Kıbrıs gitmiş Türk sıfatı zati zabit ve sabit ve her yerinde ülkemin her adımdan ve her adından sonra muhakkak bir yerine iliştirilen TeCe ibaresi, ey Kıbrıs bundan sonra Türk yolunda havadan karadan sudan ve ucuzdan uçacaksın, dünya atlas sen jet; hepimiz antik yunanda bir tanrı Pegasus, kendimizi antik diye mi satıyoruz yunanlılara, ey milliyetçi damarım ar damarım namus damarım kurultay damarım, zıplamayacak mısın, fakat ne biçimsiz bir destursuzluksa sattıkça, köleleştikçe, sömürüldükçe, daha çok bayrak sallıyorlar, daha çok maliye bakanı konuşuyor, daha çok Pazaryerlerini dolaşılıyorlar, daha çok sınıfta kalıyor eğitim bakanı ve muhittin beylerin sokağında Bulutoğulları, daha çok kabalaşıyor, hâlbuki yalnız bağırılınca bir ses değil benim dilim, fakat dilin hem kemiği yok hem de Lefkoşa’nın dili çoktan lal, lal ve dil arası bir aksanda Lefkoşa susturuldukça Bulutoğulları bağırıyor, saldırıyor, hani insan ‘ağbicim beş dakka bizim dükkâna bakıver bir eve gidip küçük abdestimi yapıp gelecem’ diyemeyeceği insana şehrin bölünmüş yarısını emanet ediyor, işte bu yüzden hem mizah ve hem acı ve bu yüzden işte bölünmüştür ölünmüştür Lefkoşa’nın Lefkoşa’nın çakıl taşları. Selam çakıyorum bazı şairlere, bazı çukurlara, bazı çakıl taşlarına. Ve benim cümlelerim de işte bu yüzden pek nokta sevmiyor, hep virgülsüz virgüller, uzat da uzat cümleyi, insan doğduğu yere benzer mi, hem antropolojik hem sosyolojik benim zihnin paralel çakılmalarını açıklayacak bir bilimdaş var mı, yoksa kalkıyoruz. (sen kimsin, pilot mu, pilotdışı kayıtlarda kim konuşuyor, delireceğim!) Kalktık, kemerlerinizi çıkarabilirsiniz. Uçuşumuz boyunca her türlü hizmet ve sonsuz açıktır. Sizi ben de sevmedim sayın yolcu pek ve muhterem ve mütemadiyen konuşuyorsunuz, çoğusu sırf muhalefet olsun diye. (beni anneme götürün) Zaten annenin koynundasın yavrucum. Diğer yolcu, sayın yolcuya su veriniz. ( Su sayımız az, öyle her susayana su veremeyiz, su konusunda attığımızı vurmalıyız. Biz bugünlere öyle kolay gelmedik, çok susadık da su içmedik. ) peki diğer yolcu, uçak inene çakılana ya da devrilene ya da düşene kadar bununla ilgili türkü yap. (Emredersiniz komutanım)
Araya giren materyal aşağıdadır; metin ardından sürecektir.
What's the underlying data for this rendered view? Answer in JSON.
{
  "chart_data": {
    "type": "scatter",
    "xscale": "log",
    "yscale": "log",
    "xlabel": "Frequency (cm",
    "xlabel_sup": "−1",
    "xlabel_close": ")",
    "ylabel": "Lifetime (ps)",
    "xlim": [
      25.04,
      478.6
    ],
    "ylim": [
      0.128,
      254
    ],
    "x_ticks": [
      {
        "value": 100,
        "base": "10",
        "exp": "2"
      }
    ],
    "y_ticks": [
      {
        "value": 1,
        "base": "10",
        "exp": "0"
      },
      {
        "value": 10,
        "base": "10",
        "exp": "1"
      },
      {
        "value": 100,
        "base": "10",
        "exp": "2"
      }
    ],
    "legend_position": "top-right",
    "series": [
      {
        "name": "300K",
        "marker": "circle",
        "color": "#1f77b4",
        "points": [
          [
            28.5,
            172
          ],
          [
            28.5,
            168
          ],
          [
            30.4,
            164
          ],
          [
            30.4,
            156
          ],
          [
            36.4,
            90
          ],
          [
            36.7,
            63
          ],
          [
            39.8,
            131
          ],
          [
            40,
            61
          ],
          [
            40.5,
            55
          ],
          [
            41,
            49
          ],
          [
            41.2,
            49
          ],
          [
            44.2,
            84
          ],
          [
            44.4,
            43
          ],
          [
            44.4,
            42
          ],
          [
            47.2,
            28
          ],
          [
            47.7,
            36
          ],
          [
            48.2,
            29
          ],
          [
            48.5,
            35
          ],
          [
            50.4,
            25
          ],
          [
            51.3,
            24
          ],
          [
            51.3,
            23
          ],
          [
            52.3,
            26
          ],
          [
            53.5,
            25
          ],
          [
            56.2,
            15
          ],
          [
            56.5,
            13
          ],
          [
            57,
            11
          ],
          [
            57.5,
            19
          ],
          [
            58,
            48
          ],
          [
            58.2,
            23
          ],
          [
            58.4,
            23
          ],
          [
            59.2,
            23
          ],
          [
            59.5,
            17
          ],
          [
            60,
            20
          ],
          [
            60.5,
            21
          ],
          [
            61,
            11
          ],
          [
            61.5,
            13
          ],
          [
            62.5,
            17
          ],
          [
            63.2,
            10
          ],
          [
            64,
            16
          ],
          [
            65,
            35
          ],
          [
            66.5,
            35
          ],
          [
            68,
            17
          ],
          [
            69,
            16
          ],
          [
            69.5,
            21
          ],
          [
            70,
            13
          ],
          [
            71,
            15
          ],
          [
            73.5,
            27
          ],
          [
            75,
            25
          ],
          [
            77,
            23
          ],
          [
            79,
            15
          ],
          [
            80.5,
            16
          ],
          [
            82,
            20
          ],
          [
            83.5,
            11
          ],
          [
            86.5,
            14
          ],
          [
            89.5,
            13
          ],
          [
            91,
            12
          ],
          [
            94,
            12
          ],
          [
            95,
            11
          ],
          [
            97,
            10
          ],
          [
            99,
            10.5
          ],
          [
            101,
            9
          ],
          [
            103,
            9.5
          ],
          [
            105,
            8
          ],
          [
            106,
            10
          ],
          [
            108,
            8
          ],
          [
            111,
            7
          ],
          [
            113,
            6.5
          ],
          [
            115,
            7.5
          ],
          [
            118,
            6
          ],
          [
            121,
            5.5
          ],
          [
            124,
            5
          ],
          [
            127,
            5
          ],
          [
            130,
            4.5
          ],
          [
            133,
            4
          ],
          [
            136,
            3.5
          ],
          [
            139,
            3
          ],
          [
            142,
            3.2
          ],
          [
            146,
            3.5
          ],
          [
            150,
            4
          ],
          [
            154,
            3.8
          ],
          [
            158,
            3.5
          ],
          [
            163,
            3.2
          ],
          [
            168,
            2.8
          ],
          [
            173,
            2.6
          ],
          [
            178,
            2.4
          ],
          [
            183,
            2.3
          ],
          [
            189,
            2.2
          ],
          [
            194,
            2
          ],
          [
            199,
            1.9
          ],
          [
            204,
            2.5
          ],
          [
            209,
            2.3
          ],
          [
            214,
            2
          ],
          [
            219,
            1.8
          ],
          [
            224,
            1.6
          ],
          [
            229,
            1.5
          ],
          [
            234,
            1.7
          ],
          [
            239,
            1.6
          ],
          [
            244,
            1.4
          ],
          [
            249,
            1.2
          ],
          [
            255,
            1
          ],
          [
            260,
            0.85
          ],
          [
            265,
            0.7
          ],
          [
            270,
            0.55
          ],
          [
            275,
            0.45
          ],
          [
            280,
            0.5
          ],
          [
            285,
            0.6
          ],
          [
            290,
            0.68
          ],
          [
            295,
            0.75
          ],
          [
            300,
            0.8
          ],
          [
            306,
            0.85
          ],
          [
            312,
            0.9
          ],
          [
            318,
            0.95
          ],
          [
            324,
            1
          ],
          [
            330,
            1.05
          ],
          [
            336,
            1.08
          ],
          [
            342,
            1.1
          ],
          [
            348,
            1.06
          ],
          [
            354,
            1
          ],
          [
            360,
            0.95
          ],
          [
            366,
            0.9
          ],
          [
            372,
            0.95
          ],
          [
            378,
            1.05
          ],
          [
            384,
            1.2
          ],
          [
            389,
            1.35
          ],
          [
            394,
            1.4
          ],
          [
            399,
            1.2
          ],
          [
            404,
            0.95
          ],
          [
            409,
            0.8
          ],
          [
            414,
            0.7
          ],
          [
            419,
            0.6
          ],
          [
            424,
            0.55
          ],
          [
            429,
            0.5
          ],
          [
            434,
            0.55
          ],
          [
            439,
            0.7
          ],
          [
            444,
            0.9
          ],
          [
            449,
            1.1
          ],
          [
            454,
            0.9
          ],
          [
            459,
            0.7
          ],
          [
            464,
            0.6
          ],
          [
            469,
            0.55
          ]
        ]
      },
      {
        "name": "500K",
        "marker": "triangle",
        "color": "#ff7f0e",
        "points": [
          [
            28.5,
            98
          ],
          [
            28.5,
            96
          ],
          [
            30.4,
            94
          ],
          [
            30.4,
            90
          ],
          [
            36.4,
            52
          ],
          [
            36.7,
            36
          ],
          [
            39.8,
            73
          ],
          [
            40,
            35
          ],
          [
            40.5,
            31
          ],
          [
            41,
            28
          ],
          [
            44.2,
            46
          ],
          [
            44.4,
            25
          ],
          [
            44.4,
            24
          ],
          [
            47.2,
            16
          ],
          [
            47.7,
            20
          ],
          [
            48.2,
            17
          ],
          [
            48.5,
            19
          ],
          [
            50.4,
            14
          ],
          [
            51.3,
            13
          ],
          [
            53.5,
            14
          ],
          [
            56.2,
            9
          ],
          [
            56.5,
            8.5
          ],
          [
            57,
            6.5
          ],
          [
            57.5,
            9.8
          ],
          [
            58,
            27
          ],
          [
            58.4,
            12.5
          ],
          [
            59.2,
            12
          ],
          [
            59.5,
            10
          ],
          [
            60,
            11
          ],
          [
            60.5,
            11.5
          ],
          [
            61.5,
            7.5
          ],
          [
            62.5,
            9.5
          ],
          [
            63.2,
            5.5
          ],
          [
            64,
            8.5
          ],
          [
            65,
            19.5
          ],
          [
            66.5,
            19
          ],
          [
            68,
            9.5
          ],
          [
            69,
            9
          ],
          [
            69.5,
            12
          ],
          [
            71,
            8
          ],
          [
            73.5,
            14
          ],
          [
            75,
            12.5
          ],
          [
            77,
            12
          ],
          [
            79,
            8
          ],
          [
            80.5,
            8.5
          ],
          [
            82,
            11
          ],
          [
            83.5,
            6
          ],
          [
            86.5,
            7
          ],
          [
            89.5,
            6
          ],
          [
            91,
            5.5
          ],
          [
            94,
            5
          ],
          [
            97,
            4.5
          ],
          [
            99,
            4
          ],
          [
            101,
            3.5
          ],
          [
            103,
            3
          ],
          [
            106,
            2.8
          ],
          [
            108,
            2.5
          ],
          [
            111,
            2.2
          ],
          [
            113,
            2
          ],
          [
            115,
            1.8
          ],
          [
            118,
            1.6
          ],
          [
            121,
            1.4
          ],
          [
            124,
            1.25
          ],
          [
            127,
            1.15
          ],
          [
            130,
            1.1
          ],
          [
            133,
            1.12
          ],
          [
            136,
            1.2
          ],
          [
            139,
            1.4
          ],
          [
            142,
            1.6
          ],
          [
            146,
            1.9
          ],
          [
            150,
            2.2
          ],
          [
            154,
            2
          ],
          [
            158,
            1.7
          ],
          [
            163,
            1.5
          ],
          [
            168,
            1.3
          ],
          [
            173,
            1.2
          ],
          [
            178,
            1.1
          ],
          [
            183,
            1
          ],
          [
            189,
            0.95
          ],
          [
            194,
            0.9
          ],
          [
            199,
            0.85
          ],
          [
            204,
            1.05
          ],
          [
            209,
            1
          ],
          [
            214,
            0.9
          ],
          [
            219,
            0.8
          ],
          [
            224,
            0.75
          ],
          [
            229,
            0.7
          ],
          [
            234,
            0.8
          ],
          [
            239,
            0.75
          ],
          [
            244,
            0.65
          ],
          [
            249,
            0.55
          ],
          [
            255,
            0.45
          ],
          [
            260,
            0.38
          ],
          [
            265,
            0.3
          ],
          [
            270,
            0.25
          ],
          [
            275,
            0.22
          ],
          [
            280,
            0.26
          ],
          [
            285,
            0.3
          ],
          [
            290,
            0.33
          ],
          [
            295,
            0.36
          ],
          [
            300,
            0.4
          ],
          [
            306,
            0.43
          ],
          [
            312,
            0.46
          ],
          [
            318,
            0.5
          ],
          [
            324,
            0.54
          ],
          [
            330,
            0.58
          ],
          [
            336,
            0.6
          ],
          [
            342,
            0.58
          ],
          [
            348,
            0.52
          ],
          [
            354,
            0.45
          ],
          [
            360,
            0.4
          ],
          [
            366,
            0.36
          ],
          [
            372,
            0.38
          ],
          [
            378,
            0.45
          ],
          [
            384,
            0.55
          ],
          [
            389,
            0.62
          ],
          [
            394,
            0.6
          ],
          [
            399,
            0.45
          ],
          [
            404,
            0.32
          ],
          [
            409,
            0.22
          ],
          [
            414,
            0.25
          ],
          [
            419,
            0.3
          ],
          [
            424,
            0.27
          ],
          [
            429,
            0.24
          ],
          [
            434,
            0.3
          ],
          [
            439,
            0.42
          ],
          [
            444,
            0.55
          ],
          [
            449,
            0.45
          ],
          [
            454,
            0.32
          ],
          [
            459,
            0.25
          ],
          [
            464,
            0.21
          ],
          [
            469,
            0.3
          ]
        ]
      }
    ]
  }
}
Çok komik şeyler oluyor, çokkomikşeylerolmazsaolmaz hava yollarında, uçuyoruz fakat kanat bölgesinde herhangi bir kanada rastlanmadı, yerçekimsiz uçabilmemiz bir mucize olsa gerek, camdan dışarıya bakarsanız bir sürü güvercinin yanımızdan keyifle uçarak geçtiğini göreceksiniz. (Cam yok lan, cam yok, dalga mı geçiyorsunuz hava yollarında mıyız?) Sayın yolcular, şu anda yerden iki buçuk ayakkabı boyu, takriben ayakkabının boyu kırk bir buçuk, gayet temiz ve muktedir seyir halinde, pırpır ederek uçmaktayız.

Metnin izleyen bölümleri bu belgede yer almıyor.